Hitting them with a hammer is a funny way to show someone you love them.
Charlie wrote:Well I was in the pub yesterday (delivering sandwiches, not buying drinks) and I didn't even realise that the barmaid was interested in me until my sister pointed it out to me as we left, with the ways she was asking questions. I'm still not convinced - but I never saw anything either way.
See, this kind of thing confuses the heck out of me. How does asking questions mean she's interested in anything other than what she's asking you about? I'm amazed anyone can tell these things!
Does that mean you get to ask her out next time you're in the pub?
I'm starting to realize (now living in the city and getting used to "the look" than some guys can give when interested) that most people will not ask certain types of questions, or in certain ways, simply to be polite.

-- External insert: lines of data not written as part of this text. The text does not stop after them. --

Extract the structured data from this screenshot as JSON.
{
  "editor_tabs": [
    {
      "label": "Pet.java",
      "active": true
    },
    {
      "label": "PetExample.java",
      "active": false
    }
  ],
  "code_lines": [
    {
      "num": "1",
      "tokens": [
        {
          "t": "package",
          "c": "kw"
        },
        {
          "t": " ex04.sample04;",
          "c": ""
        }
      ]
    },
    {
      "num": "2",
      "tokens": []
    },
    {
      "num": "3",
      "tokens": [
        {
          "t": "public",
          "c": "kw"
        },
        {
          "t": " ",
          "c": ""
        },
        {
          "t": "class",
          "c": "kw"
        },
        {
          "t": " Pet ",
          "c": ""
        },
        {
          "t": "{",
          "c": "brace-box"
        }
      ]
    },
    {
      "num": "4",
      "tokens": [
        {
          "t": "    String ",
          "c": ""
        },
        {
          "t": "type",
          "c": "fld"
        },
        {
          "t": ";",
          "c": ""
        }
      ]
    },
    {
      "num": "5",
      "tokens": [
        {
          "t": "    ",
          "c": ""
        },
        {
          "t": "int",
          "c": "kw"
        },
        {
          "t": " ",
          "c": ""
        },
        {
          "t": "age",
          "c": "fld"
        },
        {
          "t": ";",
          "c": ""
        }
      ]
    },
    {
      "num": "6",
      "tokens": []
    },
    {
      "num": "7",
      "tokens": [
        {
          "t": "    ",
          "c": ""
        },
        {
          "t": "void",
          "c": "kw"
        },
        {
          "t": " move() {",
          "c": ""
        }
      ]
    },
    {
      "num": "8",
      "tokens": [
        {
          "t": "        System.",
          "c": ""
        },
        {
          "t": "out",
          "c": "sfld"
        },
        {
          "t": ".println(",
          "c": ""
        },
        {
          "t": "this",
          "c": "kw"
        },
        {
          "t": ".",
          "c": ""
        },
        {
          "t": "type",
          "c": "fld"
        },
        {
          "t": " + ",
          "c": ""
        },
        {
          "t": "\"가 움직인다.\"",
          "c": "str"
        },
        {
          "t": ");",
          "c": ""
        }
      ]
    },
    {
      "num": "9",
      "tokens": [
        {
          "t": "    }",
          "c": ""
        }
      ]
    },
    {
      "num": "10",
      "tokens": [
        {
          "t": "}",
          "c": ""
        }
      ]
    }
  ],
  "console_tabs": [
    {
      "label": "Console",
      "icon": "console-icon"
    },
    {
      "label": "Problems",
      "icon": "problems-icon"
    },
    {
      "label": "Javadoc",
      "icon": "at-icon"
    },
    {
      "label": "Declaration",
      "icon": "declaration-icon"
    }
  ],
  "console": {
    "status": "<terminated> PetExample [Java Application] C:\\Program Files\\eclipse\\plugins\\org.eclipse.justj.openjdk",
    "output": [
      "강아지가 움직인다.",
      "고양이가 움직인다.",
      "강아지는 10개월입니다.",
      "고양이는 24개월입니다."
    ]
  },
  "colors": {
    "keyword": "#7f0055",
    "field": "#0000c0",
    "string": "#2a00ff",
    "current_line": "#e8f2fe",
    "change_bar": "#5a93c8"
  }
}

So it may be a safe bet to assume that if someone is showing an interest in something you're saying, it may be a come-on.
I didn't get this before, and would basically require the hammer approach that Benji mentioned.
Before, I used to think, "Well, what if they're just honestly interested in what I'm saying?" I'm realizing how infrequently this actually occurs, lol.
I am thoroughly content and in love with Manny, but since I've been with him I sort of exude Attraction (I think Aspen and a couple of us have discussed it before as the In Love thing that seems to emanate from every pore). For some reason, I'm better able to tell when others are more interested. I think perhaps
because I myself am just more aware and looking for it. Before, even when I was interested in relationships, I wasn't "aware".
I think when it comes to flirting, etc., it's a matter of multitasking. We tend to suck at multitasking, so if we're just not focusing on it and KNOW what we're looking for (which, perhaps, just comes with more experience) then we don't see it and start second guessing ourselves and say "She may be trying to be nice that's all."
Before, I didn't know what to look for. Now, I have a much better idea. I don't need to have some guy whistling at me to know he's interested. And I find that's like many things: I didn't know how to do things until I had a good picture in mind. Now, I have a better "flirting" picture in mind and so I don't miss as many things. Granted, I still probably miss stuff. But at least I'm not as thick as before, no hammer required.